WYMX
- Greenwood, Mississippi; United States;
- Broadcast area: Mississippi Delta
- Frequency: 99.1 MHz
- Branding: Max 99.1

Programming
- Format: Classic hits

Ownership
- Owner: Telesouth Communications
- Sister stations: WBZL; WTCD;

History
- First air date: June 15, 1965 (as WSWG-FM)
- Former call signs: WSWG-FM (1965–1988)

Technical information
- Facility ID: 65007
- Class: C0
- ERP: 100,000 watts
- HAAT: 300 meters (980 ft)
- Transmitter coordinates: 33°34′34″N 90°22′33″W﻿ / ﻿33.57611°N 90.37583°W

Links
- Webcast: Listen live
- Website: max99radio.com

= WYMX =

Radio station in Greenwood, Mississippi

WYMX (99.1 FM, "Max 99") is a classic hits formatted radio station licensed to Greenwood, Mississippi, United States.

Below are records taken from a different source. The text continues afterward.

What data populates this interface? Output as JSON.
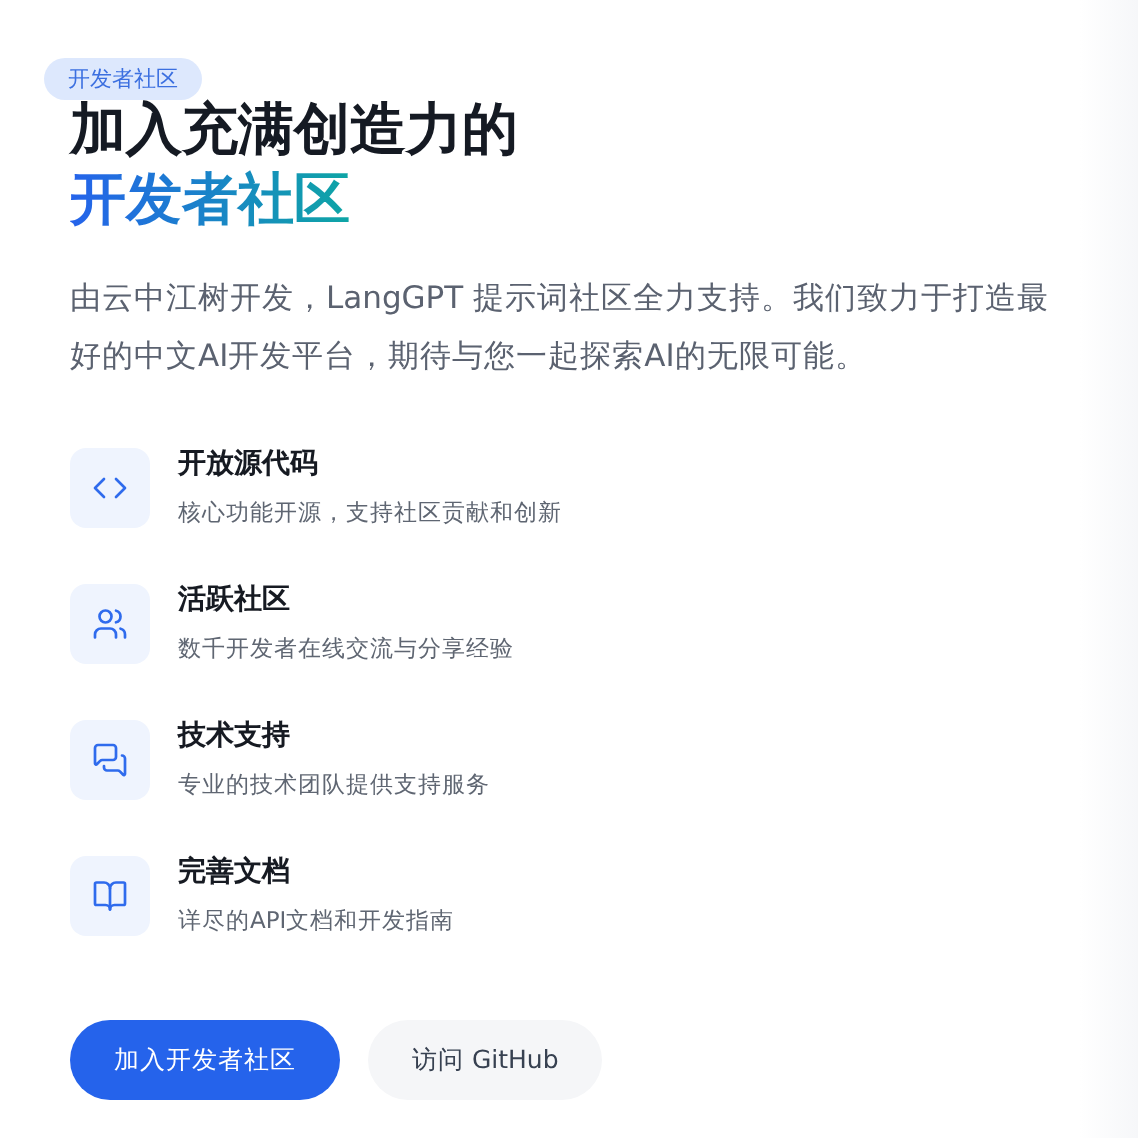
{
  "badge": "开发者社区",
  "title": {
    "line_1": "加入充满创造力的",
    "line_2": "开发者社区"
  },
  "description": "由云中江树开发，LangGPT 提示词社区全力支持。我们致力于打造最好的中文AI开发平台，期待与您一起探索AI的无限可能。",
  "features": [
    {
      "title": "开放源代码",
      "text": "核心功能开源，支持社区贡献和创新"
    },
    {
      "title": "活跃社区",
      "text": "数千开发者在线交流与分享经验"
    },
    {
      "title": "技术支持",
      "text": "专业的技术团队提供支持服务"
    },
    {
      "title": "完善文档",
      "text": "详尽的API文档和开发指南"
    }
  ],
  "buttons": [
    {
      "label": "加入开发者社区",
      "kind": "primary"
    },
    {
      "label": "访问 GitHub",
      "kind": "secondary"
    }
  ]
}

The station is currently owned by Telesouth Communications.

==Programming==
Programming includes Charlie in the Morning, and football from Ole Miss and Pillow Academy.

==History==
For many years the station was branded Max 99.1, but became "Bob FM" on July 31, 2006. Later it reverted to a hot AC format as "Max 99".